In a win for school choice supporters, West Virginia will be able to markedly expand charter schools under a new law that took effect this month.
Under House Bill 2012, the state will be allowed to approve 10 new charter schools every three years, which more than triples the previous allowance of three new schools per three years. The bill also expands the program by allowing the state to approve virtual charter schools at the county level.
The new law still limits the impact charter schools can have in the state: only 10% of students statewide can be enrolled in any charter school and only 5% of students statewide can be enrolled in a virtual charter school.
“We’re a diverse state,” bill sponsor and House education chair Joe Ellington, R-Mercer, said in a statement when the legislation passed. “We have different geographic regions that have different needs. This just gives opportunity. If people don’t want to take advantage of that opportunity, they don’t have to. It’s strictly voluntary.”
Republicans passed the bill after winning supermajorities in both chambers of the state legislature during the 2020 elections. The legislation earned support from school choice groups that argue it will increase competition and provide more options for parents and students. The bill was strongly opposed by teachers unions and Democratic leadership because it would divert some money away from the public school system and toward the charter schools.
Democrats who opposed the bill offered amendments to put harsher caps on the charter schools, but ultimately failed. Sen.
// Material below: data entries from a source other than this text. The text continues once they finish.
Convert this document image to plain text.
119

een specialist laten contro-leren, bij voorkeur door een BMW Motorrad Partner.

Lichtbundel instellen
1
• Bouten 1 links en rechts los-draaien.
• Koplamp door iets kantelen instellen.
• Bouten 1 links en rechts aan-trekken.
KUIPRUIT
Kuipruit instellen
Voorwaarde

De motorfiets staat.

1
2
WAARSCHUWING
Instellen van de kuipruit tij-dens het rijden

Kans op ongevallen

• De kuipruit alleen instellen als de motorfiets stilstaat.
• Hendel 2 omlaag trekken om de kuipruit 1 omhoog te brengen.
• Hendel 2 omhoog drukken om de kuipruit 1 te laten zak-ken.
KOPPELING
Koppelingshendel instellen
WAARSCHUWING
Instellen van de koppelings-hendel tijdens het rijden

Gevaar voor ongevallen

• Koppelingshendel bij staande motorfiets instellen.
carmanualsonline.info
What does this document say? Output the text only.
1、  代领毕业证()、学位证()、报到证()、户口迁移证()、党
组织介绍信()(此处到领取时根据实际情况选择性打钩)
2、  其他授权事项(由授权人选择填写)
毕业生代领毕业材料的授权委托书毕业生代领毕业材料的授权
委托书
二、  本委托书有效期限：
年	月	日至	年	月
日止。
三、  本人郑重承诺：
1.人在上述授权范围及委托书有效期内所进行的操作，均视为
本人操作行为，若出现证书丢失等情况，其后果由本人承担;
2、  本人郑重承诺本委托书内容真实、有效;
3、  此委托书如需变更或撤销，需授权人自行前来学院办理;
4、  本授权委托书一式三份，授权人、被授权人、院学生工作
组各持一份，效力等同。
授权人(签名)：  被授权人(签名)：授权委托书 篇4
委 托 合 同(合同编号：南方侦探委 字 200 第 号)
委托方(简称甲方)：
Mike Romano, D-Harrison, supported an amendment to put the cap at 1,500.
“This is a great big experiment to which nobody knows what the answers are,” Romano said in a statement upon the bill’s passage. “We’re playing with anywhere from $200 million to $400 million of our tax dollars depending on enrollment in these various charter schools. That’s crazy.”
Another bill that went into effect late last week eased the requirements for teacher certification. Senate Bill 14 will allow people to get a teaching job without a degree in education or a related field. It requires the person to have any bachelor’s degree, pass a background check and either complete a state recognized teacher training course or pass a competency test on the matters about which they will teach.
Legislation that will allow parents to use public money to enroll their children in private schools rather than public schools will go into effect in about two weeks. House Bill 2013 would redirect money that would have otherwise been used to provide the child with a public education.